HONEY GINGER CHICKEN SALAD
1 cup of shredded cooked chicken
1/4 cup of thinly sliced carrot
1/4 cup of thinly sliced celery
2 tablespoons of homemade mayonnaise or Primal Kitchen's Mayonnaise
2 tablespoons of finely chopped red onion
1 tablespoon of slivered almonds
2 teaspoons of coconut aminos* (you can add more based on taste)
1/2 teaspoon of raw honey
1/8 teaspoon of ground ginger
1/8 teaspoon of garlic powder
1/2 chopped avocado
Using a spoon, mix all of the ingredients together in a medium bowl. Divide the salad into two equal portions and store in the refrigerator for up to 5 days.
*Coconut aminos can make the salad a bit soggy if you use too much. When you are ready to eat the salad, add more aminos at that time for added taste.

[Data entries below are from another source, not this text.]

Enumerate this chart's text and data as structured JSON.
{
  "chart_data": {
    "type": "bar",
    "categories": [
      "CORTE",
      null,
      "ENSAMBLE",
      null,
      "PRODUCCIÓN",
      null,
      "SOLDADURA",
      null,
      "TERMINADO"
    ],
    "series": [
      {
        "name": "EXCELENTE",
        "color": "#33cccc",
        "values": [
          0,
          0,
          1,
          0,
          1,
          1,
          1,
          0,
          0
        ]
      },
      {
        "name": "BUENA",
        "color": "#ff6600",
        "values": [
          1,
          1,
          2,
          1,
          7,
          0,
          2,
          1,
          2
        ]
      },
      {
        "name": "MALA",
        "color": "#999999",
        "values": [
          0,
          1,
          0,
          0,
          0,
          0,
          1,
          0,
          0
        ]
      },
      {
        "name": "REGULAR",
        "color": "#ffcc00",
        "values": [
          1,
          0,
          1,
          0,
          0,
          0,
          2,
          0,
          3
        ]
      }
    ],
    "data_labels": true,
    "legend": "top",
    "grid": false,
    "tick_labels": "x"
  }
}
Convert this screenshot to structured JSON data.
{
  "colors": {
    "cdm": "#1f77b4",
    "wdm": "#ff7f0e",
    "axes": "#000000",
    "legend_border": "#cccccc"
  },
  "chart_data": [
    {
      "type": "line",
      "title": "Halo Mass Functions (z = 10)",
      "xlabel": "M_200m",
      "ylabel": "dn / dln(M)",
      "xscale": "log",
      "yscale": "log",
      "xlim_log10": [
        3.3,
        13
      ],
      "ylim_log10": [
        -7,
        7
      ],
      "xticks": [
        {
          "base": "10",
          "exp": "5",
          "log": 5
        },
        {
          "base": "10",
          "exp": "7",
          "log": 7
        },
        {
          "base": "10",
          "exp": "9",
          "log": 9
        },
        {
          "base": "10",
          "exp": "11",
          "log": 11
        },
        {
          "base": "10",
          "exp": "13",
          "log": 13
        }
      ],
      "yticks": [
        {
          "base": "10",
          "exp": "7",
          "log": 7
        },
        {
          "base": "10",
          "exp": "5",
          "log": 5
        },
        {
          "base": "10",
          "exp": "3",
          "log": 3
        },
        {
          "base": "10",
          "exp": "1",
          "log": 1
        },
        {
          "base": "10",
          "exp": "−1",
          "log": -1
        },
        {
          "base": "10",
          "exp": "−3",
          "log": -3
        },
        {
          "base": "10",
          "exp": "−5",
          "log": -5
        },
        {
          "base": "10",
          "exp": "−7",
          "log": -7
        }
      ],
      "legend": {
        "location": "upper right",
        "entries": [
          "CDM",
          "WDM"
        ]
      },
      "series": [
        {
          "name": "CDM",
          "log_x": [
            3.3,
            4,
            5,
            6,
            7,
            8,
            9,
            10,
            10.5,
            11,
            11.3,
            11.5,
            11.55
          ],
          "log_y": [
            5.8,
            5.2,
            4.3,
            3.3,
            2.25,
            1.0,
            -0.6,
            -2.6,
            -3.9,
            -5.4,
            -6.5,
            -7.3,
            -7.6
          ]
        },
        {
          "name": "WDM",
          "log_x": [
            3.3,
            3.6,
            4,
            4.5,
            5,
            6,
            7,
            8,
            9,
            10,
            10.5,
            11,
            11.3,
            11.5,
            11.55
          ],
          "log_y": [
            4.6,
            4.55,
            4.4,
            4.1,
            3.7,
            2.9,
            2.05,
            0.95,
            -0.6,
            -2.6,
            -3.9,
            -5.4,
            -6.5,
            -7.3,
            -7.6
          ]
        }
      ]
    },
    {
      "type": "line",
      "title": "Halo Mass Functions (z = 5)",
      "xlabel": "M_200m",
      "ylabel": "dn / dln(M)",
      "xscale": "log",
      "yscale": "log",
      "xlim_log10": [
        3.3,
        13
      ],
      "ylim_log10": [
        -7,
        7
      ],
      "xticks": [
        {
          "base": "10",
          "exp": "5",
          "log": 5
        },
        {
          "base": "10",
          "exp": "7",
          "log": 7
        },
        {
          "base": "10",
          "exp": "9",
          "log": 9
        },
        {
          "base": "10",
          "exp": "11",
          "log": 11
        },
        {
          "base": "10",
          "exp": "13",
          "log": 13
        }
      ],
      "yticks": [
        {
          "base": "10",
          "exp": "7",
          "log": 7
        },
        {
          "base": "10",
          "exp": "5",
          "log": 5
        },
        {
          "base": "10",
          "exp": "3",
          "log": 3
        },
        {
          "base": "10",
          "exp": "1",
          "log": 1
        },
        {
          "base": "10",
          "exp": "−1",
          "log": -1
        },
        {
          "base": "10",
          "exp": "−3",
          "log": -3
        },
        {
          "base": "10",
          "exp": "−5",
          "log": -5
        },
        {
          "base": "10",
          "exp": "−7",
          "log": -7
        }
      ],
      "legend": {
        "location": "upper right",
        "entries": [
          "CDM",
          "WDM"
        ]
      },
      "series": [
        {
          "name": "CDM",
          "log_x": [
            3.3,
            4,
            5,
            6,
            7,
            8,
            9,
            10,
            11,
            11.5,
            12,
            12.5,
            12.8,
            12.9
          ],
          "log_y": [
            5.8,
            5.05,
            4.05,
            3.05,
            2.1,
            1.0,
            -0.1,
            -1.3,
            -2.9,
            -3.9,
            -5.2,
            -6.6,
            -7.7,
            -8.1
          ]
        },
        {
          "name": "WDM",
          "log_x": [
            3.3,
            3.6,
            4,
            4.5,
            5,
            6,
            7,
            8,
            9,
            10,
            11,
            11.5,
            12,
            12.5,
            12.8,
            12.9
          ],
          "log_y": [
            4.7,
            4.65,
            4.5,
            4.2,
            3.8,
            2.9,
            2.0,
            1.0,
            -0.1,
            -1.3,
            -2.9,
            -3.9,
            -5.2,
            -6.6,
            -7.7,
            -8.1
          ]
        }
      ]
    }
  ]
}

1 large cage-free egg (at room temperature)
1 cup of avocado oil
1/4 teaspoon of dried ground mustard
1/4 teaspoon of red wine vinegar
1/4 teaspoon of fine sea salt
Combine all ingredients into a blender and mix until all oil has been blended. Store the mayonnaise in a refrigerator for up to six days. Do not keep mayonnaise any longer than a week due to the presence of the raw egg.